3. Include the Community from the Start

Negotiations with developers must involve coalition groups from the beginning. After all, community benefit agreements should aim to restore power to marginalized groups by benefiting them directly from the development process.  

After months of back-and-forth conversations and the signing of a memorandum of understanding, Salem’s mayor agreed to include SAFE and the coalition in negotiations. The mayor allowed us to review the provisions in the agreement and suggest topics for inclusion. 

While the community did not sign the agreement in Salem, communities negotiating these agreements should aim to sign the contract.
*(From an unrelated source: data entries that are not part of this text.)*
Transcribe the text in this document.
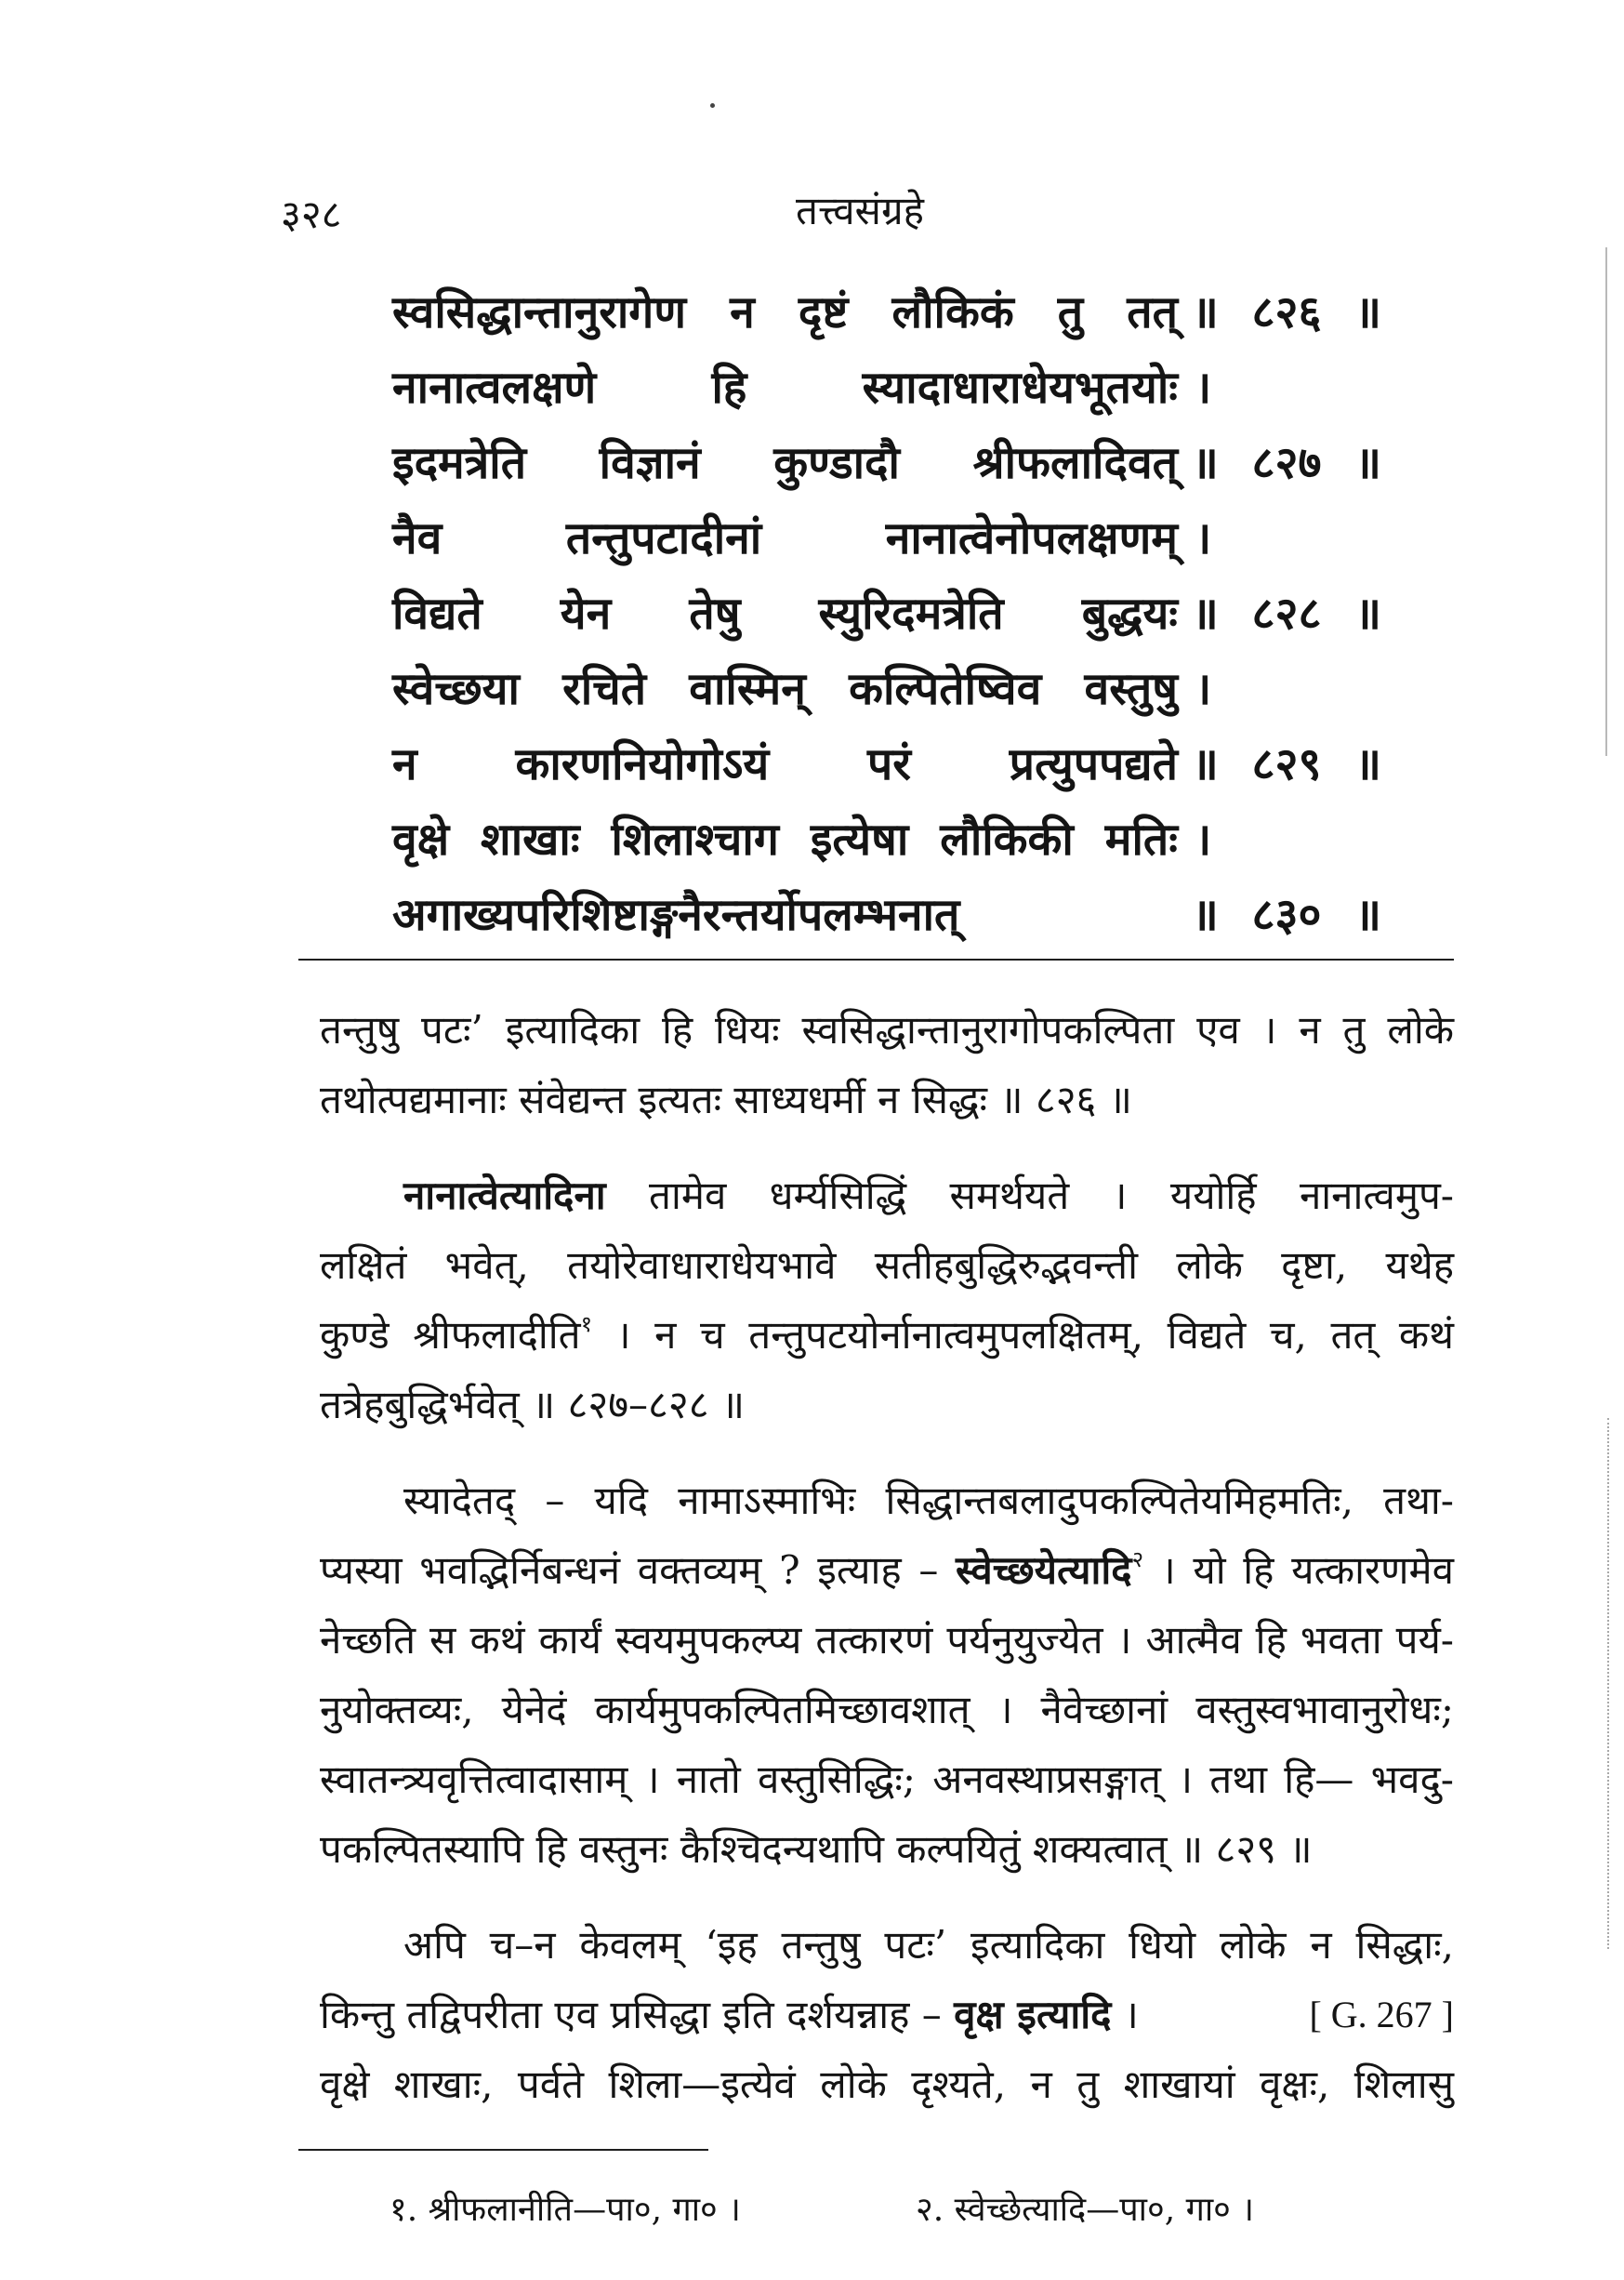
३२८	तत्त्वसंग्रहे
स्वसिद्धान्तानुरागेण न दृष्टं लौकिकं तु तत् ॥ ८२६ ॥
नानात्वलक्षणे हि स्यादाधाराधेयभूतयोः ।
इदमत्रेति विज्ञानं कुण्डादौ श्रीफलादिवत् ॥ ८२७ ॥
नैव तन्तुपटादीनां नानात्वेनोपलक्षणम् ।
विद्यते येन तेषु स्युरिदमत्रेति बुद्धयः ॥ ८२८ ॥
स्वेच्छया रचिते वास्मिन् कल्पितेष्विव वस्तुषु ।
न कारणनियोगोऽयं परं प्रत्युपपद्यते ॥ ८२९ ॥
वृक्षे शाखाः शिलाश्चाग इत्येषा लौकिकी मतिः ।
अगाख्यपरिशिष्टाङ्गनैरन्तर्योपलम्भनात्	॥ ८३० ॥
तन्तुषु पटः’ इत्यादिका हि धियः स्वसिद्धान्तानुरागोपकल्पिता एव । न तु लोके
तथोत्पद्यमानाः संवेद्यन्त इत्यतः साध्यधर्मी न सिद्धः ॥ ८२६ ॥
नानात्वेत्यादिना तामेव धर्म्यसिद्धिं समर्थयते । ययोर्हि नानात्वमुप-
लक्षितं भवेत्, तयोरेवाधाराधेयभावे सतीहबुद्धिरुद्भवन्ती लोके दृष्टा, यथेह
कुण्डे श्रीफलादीति$^१$ । न च तन्तुपटयोर्नानात्वमुपलक्षितम्, विद्यते च, तत् कथं
तत्रेहबुद्धिर्भवेत् ॥ ८२७–८२८ ॥
स्यादेतद् – यदि नामाऽस्माभिः सिद्धान्तबलादुपकल्पितेयमिहमतिः, तथा-
प्यस्या भवद्भिर्निबन्धनं वक्तव्यम् ? इत्याह – स्वेच्छयेत्यादि$^२$ । यो हि यत्कारणमेव
नेच्छति स कथं कार्यं स्वयमुपकल्प्य तत्कारणं पर्यनुयुज्येत । आत्मैव हि भवता पर्य-
नुयोक्तव्यः, येनेदं कार्यमुपकल्पितमिच्छावशात् । नैवेच्छानां वस्तुस्वभावानुरोधः;
स्वातन्त्र्यवृत्तित्वादासाम् । नातो वस्तुसिद्धिः; अनवस्थाप्रसङ्गात् । तथा हि— भवदु-
पकल्पितस्यापि हि वस्तुनः कैश्चिदन्यथापि कल्पयितुं शक्यत्वात् ॥ ८२९ ॥
अपि च–न केवलम् ‘इह तन्तुषु पटः’ इत्यादिका धियो लोके न सिद्धाः,
[ G. 267 ]
किन्तु तद्विपरीता एव प्रसिद्धा इति दर्शयन्नाह – वृक्ष इत्यादि ।
वृक्षे शाखाः, पर्वते शिला—इत्येवं लोके दृश्यते, न तु शाखायां वृक्षः, शिलासु
१. श्रीफलानीति—पा०, गा० ।	२. स्वेच्छेत्यादि—पा०, गा० ।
That can help them have direct legal negotiating power.

4. Advocate for Specific, Enforceable Provisions  

Coalition groups must have a clear vision of what they want from the developer. 

In Salem, we successfully negotiated with Crowley and the mayor’s office because SAFE/SOWA had that vision. As a result, the community received the agreement positively. 

For example, Crowley committed to spend $9 million in direct funding to the community, representing around 3% of the total project cost. To name a few provisions, the company committed to: 

  • hiring from the local community 
  • strategizing to achieve 100% port electrification by 2040, and  
  • contributing to Salem public schools to educate the community about the offshore wind industry  

5. Leverage State and Federal Policy  

When working with city officials and developers, coalition groups should turn to state and federal laws and policies to garner support for their inclusion.    

That’s what we did in Salem. Federal guidelines on community benefit agreements hold that the process should be inclusive, enforceable, transparent, and include coalition-building.  

While no state law requires that the community groups be included in the agreement, many states like Massachusetts are exploring ways to guarantee that benefits flow directly to residents. These benefits can take the form of community benefits agreements, tax credits, or utility bill reductions.  

Moving Forward  

When I boarded the ferry back to Boston, the fading view of Salem’s harbor allowed me to reflect on the community’s resilience and dedication. Residents’ collective efforts have transformed a once-industrial site into a landmark of our clean energy future. This transformation attests to the power and need for community action to achieve a just transition for all.